The two sides may now turn to mediation to help them determine if they can close the deal, and on what terms, according to the people, who asked not to be identified discussing private information. Representatives for Brookfield, Simon, J.C. Penney and its lender group didn’t comment.
The standstill comes ahead of J.C. Penney’s most crucial quarter, since retailers typically make much of their annual revenue in the period between Thanksgiving and the new year.
At stake in coming weeks is financial responsibility for tens of millions of dollars of orders, including merchandise the company must have in stock for holiday shopping.

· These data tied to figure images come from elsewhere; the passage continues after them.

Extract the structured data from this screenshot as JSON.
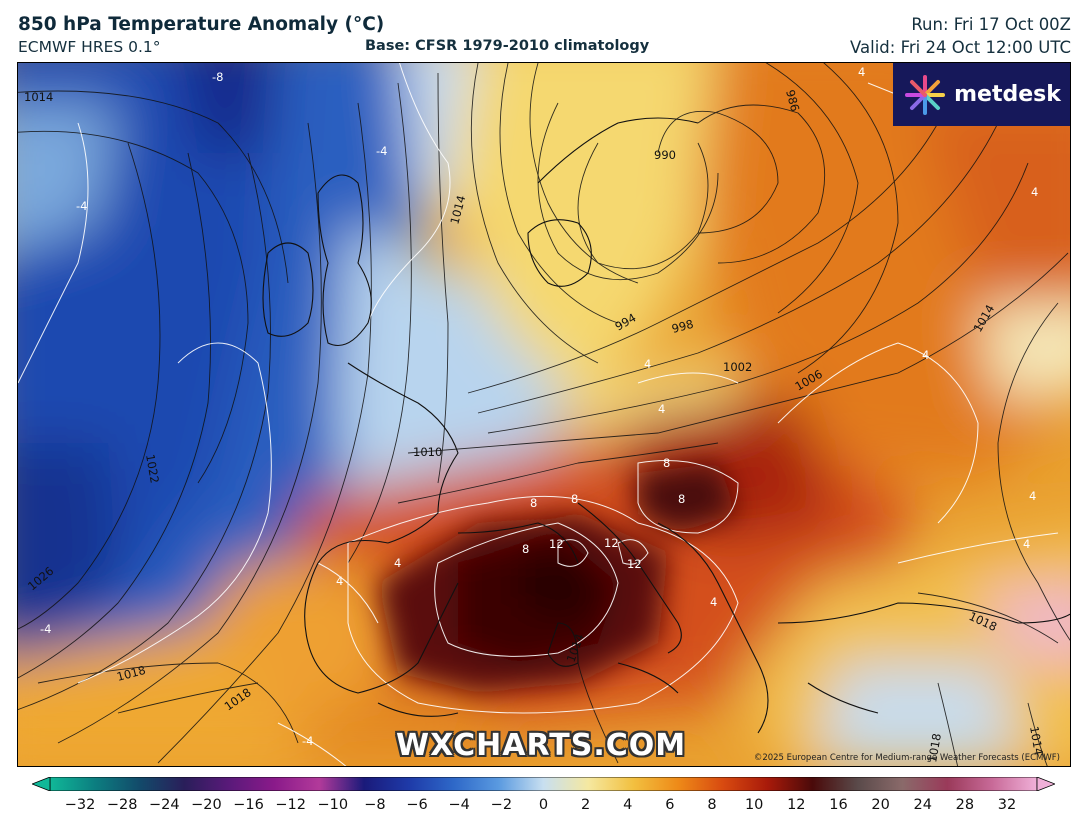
{
  "header": {
    "title": "850 hPa Temperature Anomaly (°C)",
    "model": "ECMWF HRES 0.1°",
    "base": "Base: CFSR 1979-2010 climatology",
    "run": "Run: Fri 17 Oct 00Z",
    "valid": "Valid: Fri 24 Oct 12:00 UTC"
  },
  "logo": {
    "text": "metdesk",
    "icon": "flower-burst-icon"
  },
  "watermark": "WXCHARTS.COM",
  "copyright": "©2025 European Centre for Medium-range Weather Forecasts (ECMWF)",
  "pressure_labels": [
    "1014",
    "1022",
    "1026",
    "1018",
    "1018",
    "1010",
    "986",
    "994",
    "998",
    "1002",
    "1006",
    "1014",
    "1018",
    "1014",
    "1014",
    "1018",
    "990"
  ],
  "anomaly_labels": [
    "-8",
    "-4",
    "-4",
    "-4",
    "-4",
    "4",
    "4",
    "4",
    "4",
    "4",
    "4",
    "4",
    "4",
    "4",
    "4",
    "8",
    "8",
    "8",
    "8",
    "8",
    "12",
    "12",
    "12"
  ],
  "colorbar": {
    "ticks": [
      "−32",
      "−28",
      "−24",
      "−20",
      "−16",
      "−12",
      "−10",
      "−8",
      "−6",
      "−4",
      "−2",
      "0",
      "2",
      "4",
      "6",
      "8",
      "10",
      "12",
      "16",
      "20",
      "24",
      "28",
      "32"
    ],
    "colors": [
      "#10b898",
      "#0c7e80",
      "#124a6a",
      "#2a1e5a",
      "#5a1a7a",
      "#8a1a8a",
      "#b23a9a",
      "#1a1a7a",
      "#1e3aa8",
      "#2e68c8",
      "#5a9ae0",
      "#c8dff0",
      "#f5e8a0",
      "#f2c040",
      "#ee8a18",
      "#d84a10",
      "#a81a0a",
      "#4a0a0a",
      "#5a4a4a",
      "#8a6a6a",
      "#9a3a5a",
      "#c86a98",
      "#f0b0d8"
    ]
  }
}
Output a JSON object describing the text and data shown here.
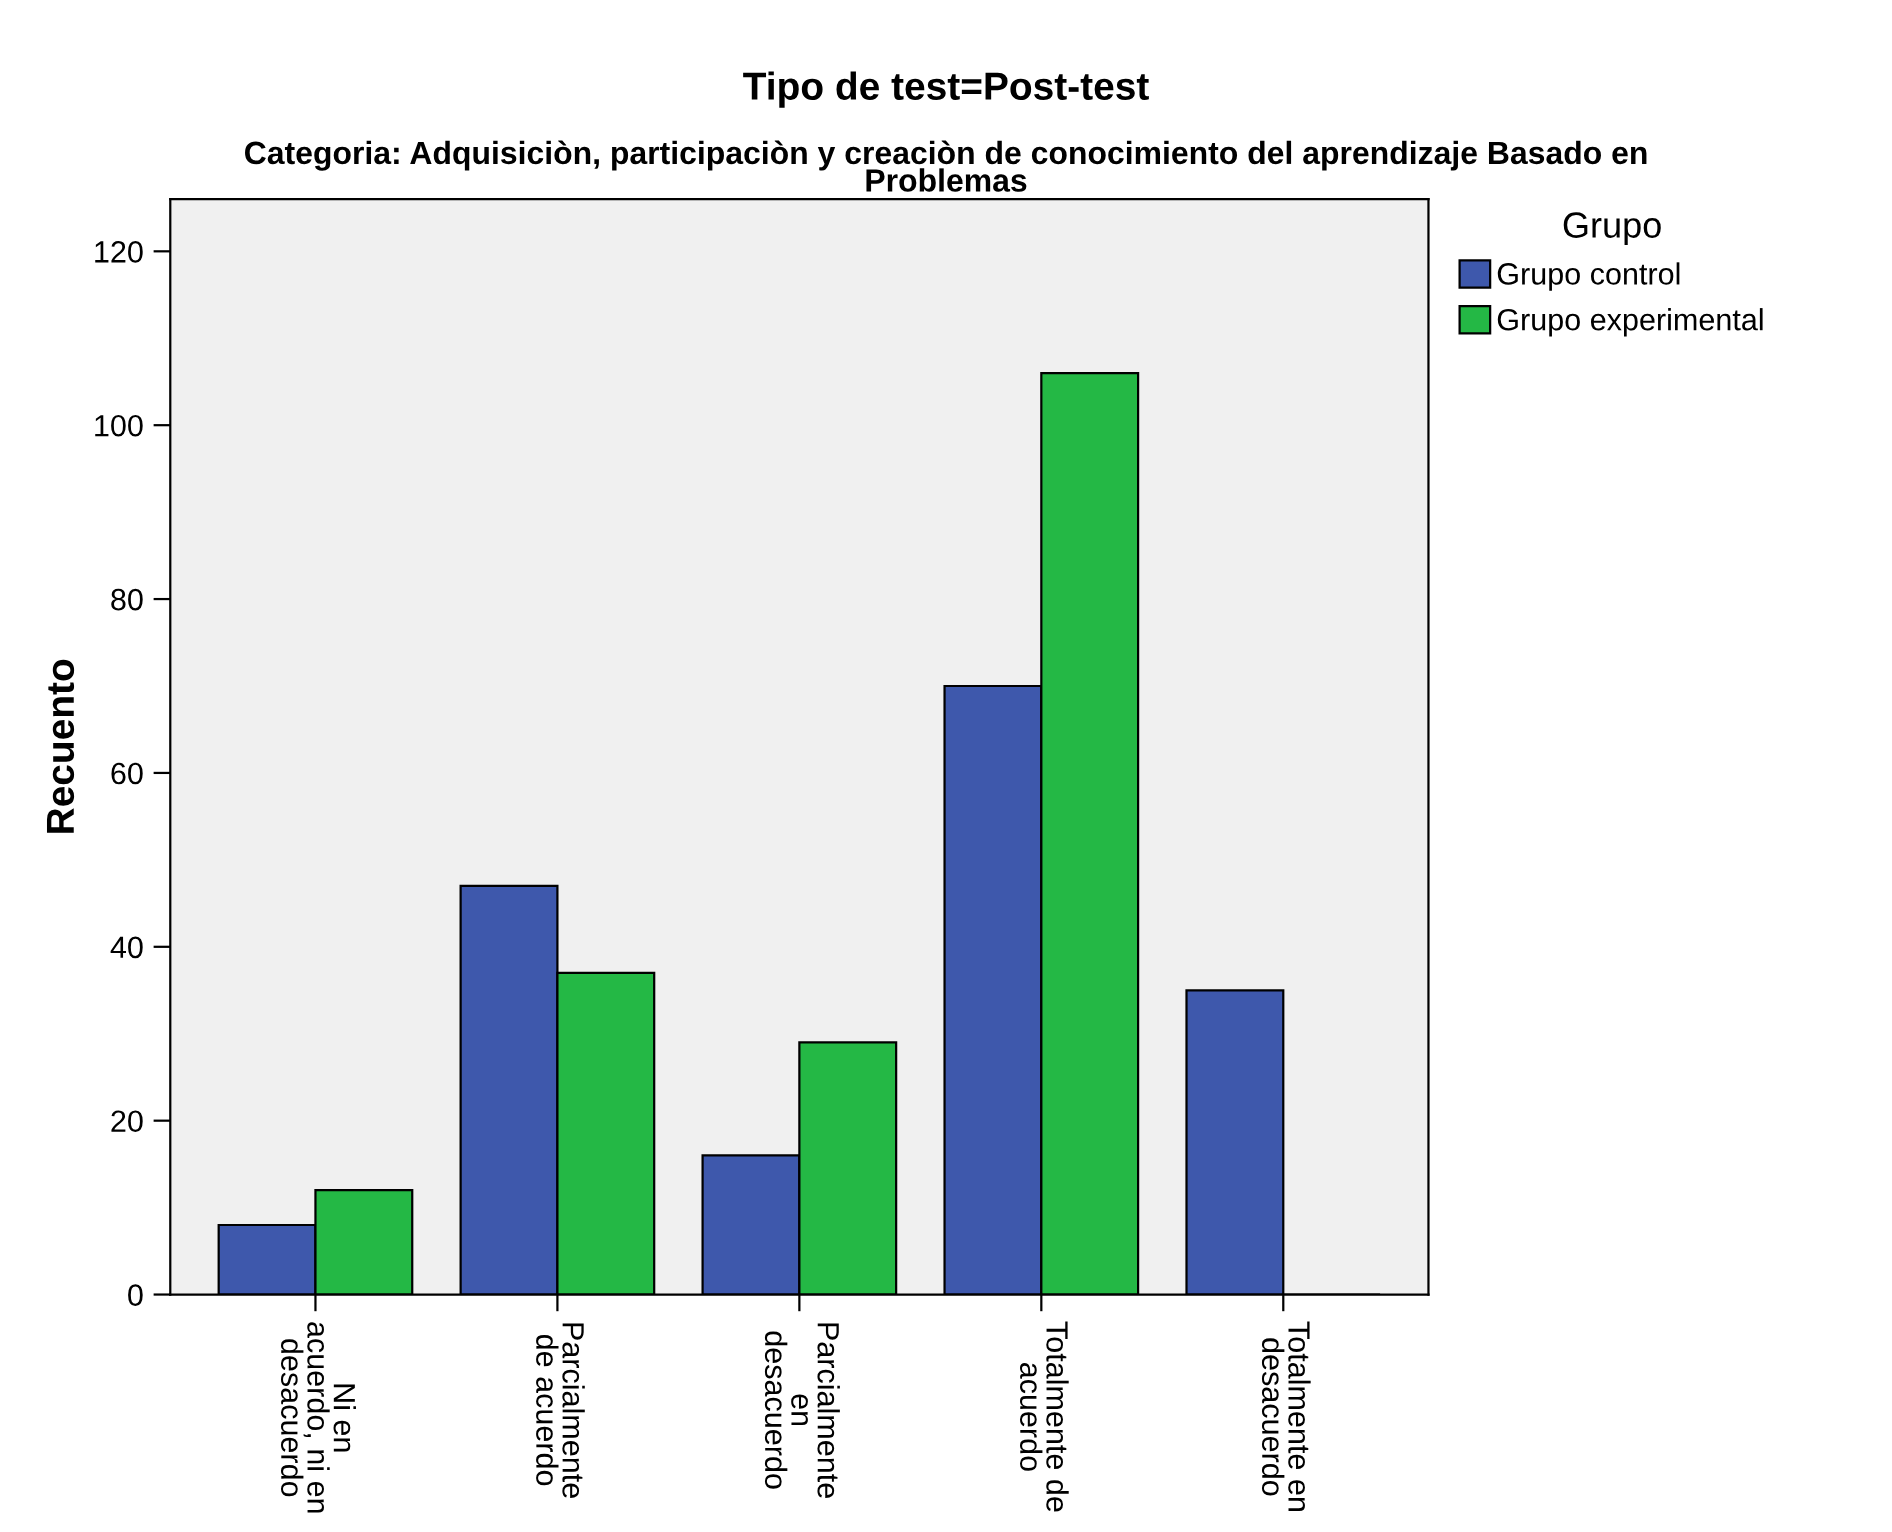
{
  "chart_data": {
    "type": "bar",
    "title": "Tipo de test=Post-test",
    "subtitle": "Categoria: Adquisiciòn, participaciòn y creaciòn de conocimiento del aprendizaje Basado en\nProblemas",
    "ylabel": "Recuento",
    "legend_title": "Grupo",
    "legend": "top right",
    "categories": [
      "Ni en\nacuerdo, ni en\ndesacuerdo",
      "Parcialmente\nde acuerdo",
      "Parcialmente\nen\ndesacuerdo",
      "Totalmente de\nacuerdo",
      "Totalmente en\ndesacuerdo"
    ],
    "series": [
      {
        "name": "Grupo control",
        "color": "#3e58ac",
        "values": [
          8,
          47,
          16,
          70,
          35
        ]
      },
      {
        "name": "Grupo experimental",
        "color": "#24b845",
        "values": [
          12,
          37,
          29,
          106,
          0
        ]
      }
    ],
    "ylim": [
      0,
      126
    ],
    "yticks": [
      0,
      20,
      40,
      60,
      80,
      100,
      120
    ],
    "grid": false
  }
}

Creditors say J.C. Penney’s original sale plan called for the deal to close around October 3, according to a regulatory filing Wednesday. A further delay in closing the deal threatens to put the holiday purchasing burden onto the group of creditors running J.C. Penney in its bankruptcy.
If the sale closes after orders are made, the landlords would still reap the rewards of the holiday revenue without shouldering the inventory risk.
Meanwhile, competitors like Walmart Inc. have moved holiday sales even earlier this year amid concerns about inventory availability and a worsening spread of the new coronavirus that could reduce in-person shopping.
J.C. Penney said in the filing that the parties were discussing whether the price of the deal must change based on the shifting timeline. Under the original proposal, Simon and Brookfield would pay $800 million for Penney’s operations while lenders would swap $1 billion in debt for 160 stores, six distribution centers and a lease agreement with the landlords.
The case has dragged on since the department store chain filed for bankruptcy in May, prompting worry from lenders as the retailer continued to bleed cash. The deal with Simon and Brookfield, announced last month, would preserve 70,000 jobs and keep the chain alive, but has sparked controversy from creditors.
Aurelius Capital Management is part of a group that says it’s making its own cash bid for Penney to counter an offer from lenders led by H/2 Capital Partners.